L’objectif principal de notre plan et des mesures d’accompagnement avec nos clients et partenaires est le maintien des emplois.

-Avez-vous des doléances particulières à présenter à l'Etat comme l'a fait le DG d'Autoroutes du Maroc ?

L’ONDA avait obtenu en décembre 2019 le remboursement de son crédit de TVA à hauteur de 1,6 milliard de DH, ce qui lui a permis d’honorer ses dépenses depuis le début de la crise sans recourir à un endettement supplémentaire.

Pour le second semestre 2020, l’ONDA devra avoir recours à l’endettement auprès notamment de ses banques partenaires, et le soutien de l’Etat sera nécessaire pour mettre en œuvre cet endettement.

-Comment se présente la reprise avec le redémarrage des vols domestiques et internationaux de la RAM et d'Air Arabia ?

Fortement impactés par la crise sanitaire du COVID-19, les aéroports du Maroc ont accusé une nette régression durant les six premiers mois de l’année en cours, en enregistrant -57,47% pour le trafic passagers et -54,77% pour les mouvements d’avions et ce, par rapport à la même période de l’année 2019.
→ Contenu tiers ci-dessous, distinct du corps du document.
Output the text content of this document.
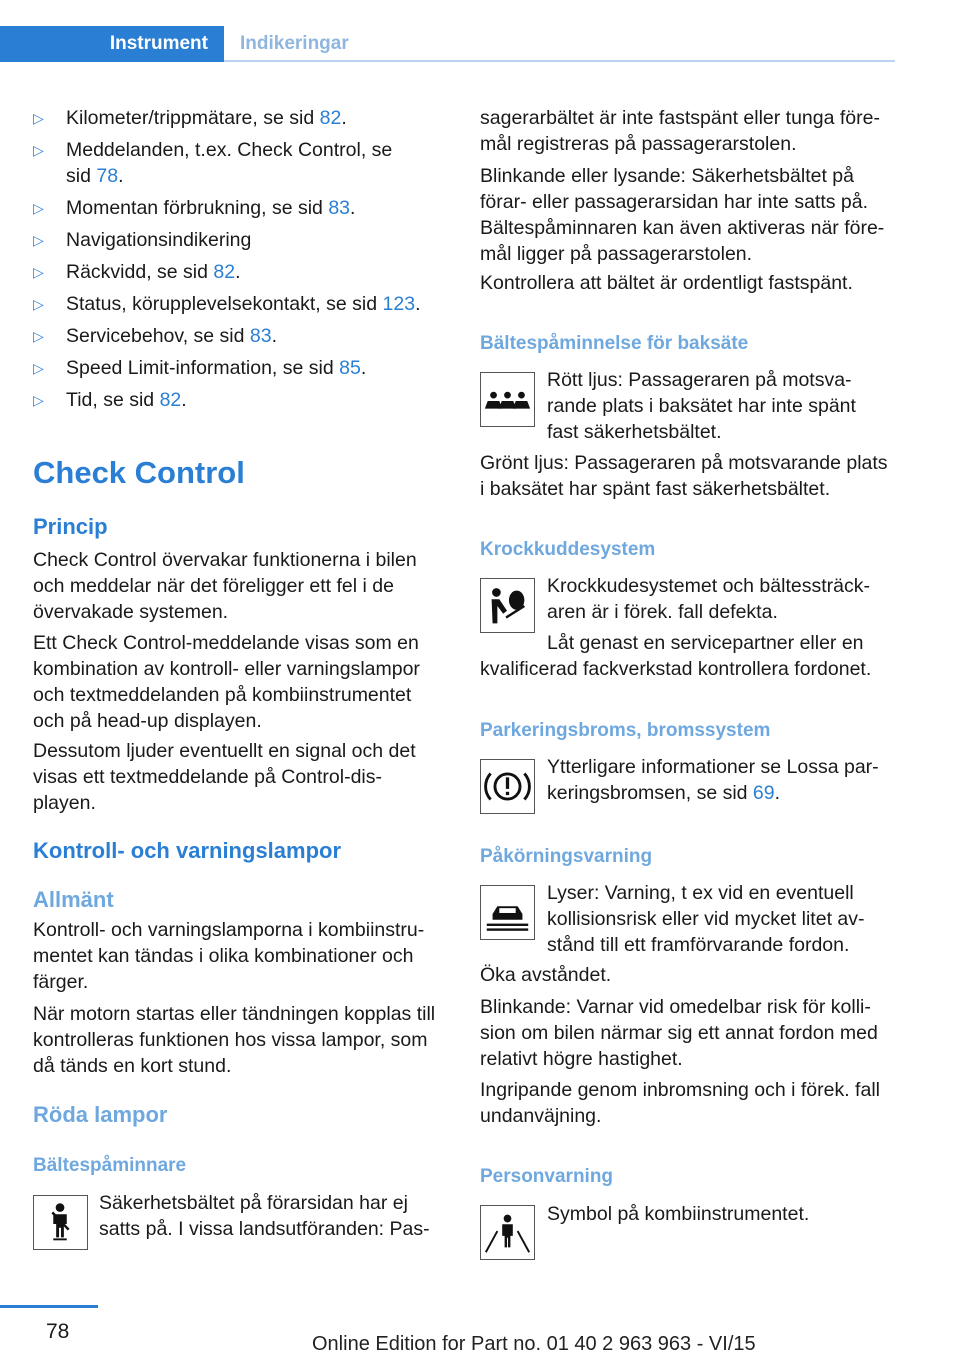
Instrument Indikeringar
▷ Kilometer/trippmätare, se sid 82.
▷ Meddelanden, t.ex. Check Control, se
sid 78.
▷ Momentan förbrukning, se sid 83.
▷ Navigationsindikering
▷ Räckvidd, se sid 82.
▷ Status, körupplevelsekontakt, se sid 123.
▷ Servicebehov, se sid 83.
▷ Speed Limit-information, se sid 85.
▷ Tid, se sid 82.
Check Control
Princip
Check Control övervakar funktionerna i bilen
och meddelar när det föreligger ett fel i de
övervakade systemen.
Ett Check Control-meddelande visas som en
kombination av kontroll- eller varningslampor
och textmeddelanden på kombiinstrumentet
och på head-up displayen.
Dessutom ljuder eventuellt en signal och det
visas ett textmeddelande på Control-dis-
playen.
Kontroll- och varningslampor
Allmänt
Kontroll- och varningslamporna i kombiinstru-
mentet kan tändas i olika kombinationer och
färger.
När motorn startas eller tändningen kopplas till
kontrolleras funktionen hos vissa lampor, som
då tänds en kort stund.
Röda lampor
Bältespåminnare
Säkerhetsbältet på förarsidan har ej
satts på. I vissa landsutföranden: Pas-
sagerarbältet är inte fastspänt eller tunga före-
mål registreras på passagerarstolen.
Blinkande eller lysande: Säkerhetsbältet på
förar- eller passagerarsidan har inte satts på.
Bältespåminnaren kan även aktiveras när före-
mål ligger på passagerarstolen.
Kontrollera att bältet är ordentligt fastspänt.
Bältespåminnelse för baksäte
Rött ljus: Passageraren på motsva-
rande plats i baksätet har inte spänt
fast säkerhetsbältet.
Grönt ljus: Passageraren på motsvarande plats
i baksätet har spänt fast säkerhetsbältet.
Krockkuddesystem
Krockkudesystemet och bältessträck-
aren är i förek. fall defekta.
Låt genast en servicepartner eller en
kvalificerad fackverkstad kontrollera fordonet.
Parkeringsbroms, bromssystem
Ytterligare informationer se Lossa par-
keringsbromsen, se sid 69.
Påkörningsvarning
Lyser: Varning, t ex vid en eventuell
kollisionsrisk eller vid mycket litet av-
stånd till ett framförvarande fordon.
Öka avståndet.
Blinkande: Varnar vid omedelbar risk för kolli-
sion om bilen närmar sig ett annat fordon med
relativt högre hastighet.
Ingripande genom inbromsning och i förek. fall
undanväjning.
Personvarning
Symbol på kombiinstrumentet.
78
Online Edition for Part no. 01 40 2 963 963 - VI/15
Le 25 juin 2020, il y a eu reprise des vols domestiques par le lancement d’environ 16 liaisons internes, et à partir du 15 juillet, a été lancée l’opération spéciale permettant aux citoyens marocains et les étrangers résidant au Maroc et leurs familles d’accéder au territoire national ont animé les aéroports concernés

Cette reprise partielle du trafic international a été opérée par la programmation d’environ 700 vols internationaux dans le cadre de l’opération spéciale, et au départ et à destination des villes marocaines. Ces vols sont opérés par Royal Air Maroc et Air Arabia Maroc.

Nous sommes très heureux de cette reprise partielle et nous l’accueillons avec un grand optimisme, même si elle est très loin des capacités de nos aéroports, tout en espérant retrouver rapidement nos niveaux habituels de trafic.  

-A quand le retour espéré à la normale ?

Comme vous le savez, la reprise et le retour à la normale dépendent de la situation pandémique dans le monde entier, de la vitesse à laquelle les frontières vont rouvrir et du rythme de la croissance mondiale.

Néanmoins, certaines études réalisées par des organismes internationaux situent la reprise autour de la fin de l’année 2022 ou au courant de l’année 2023.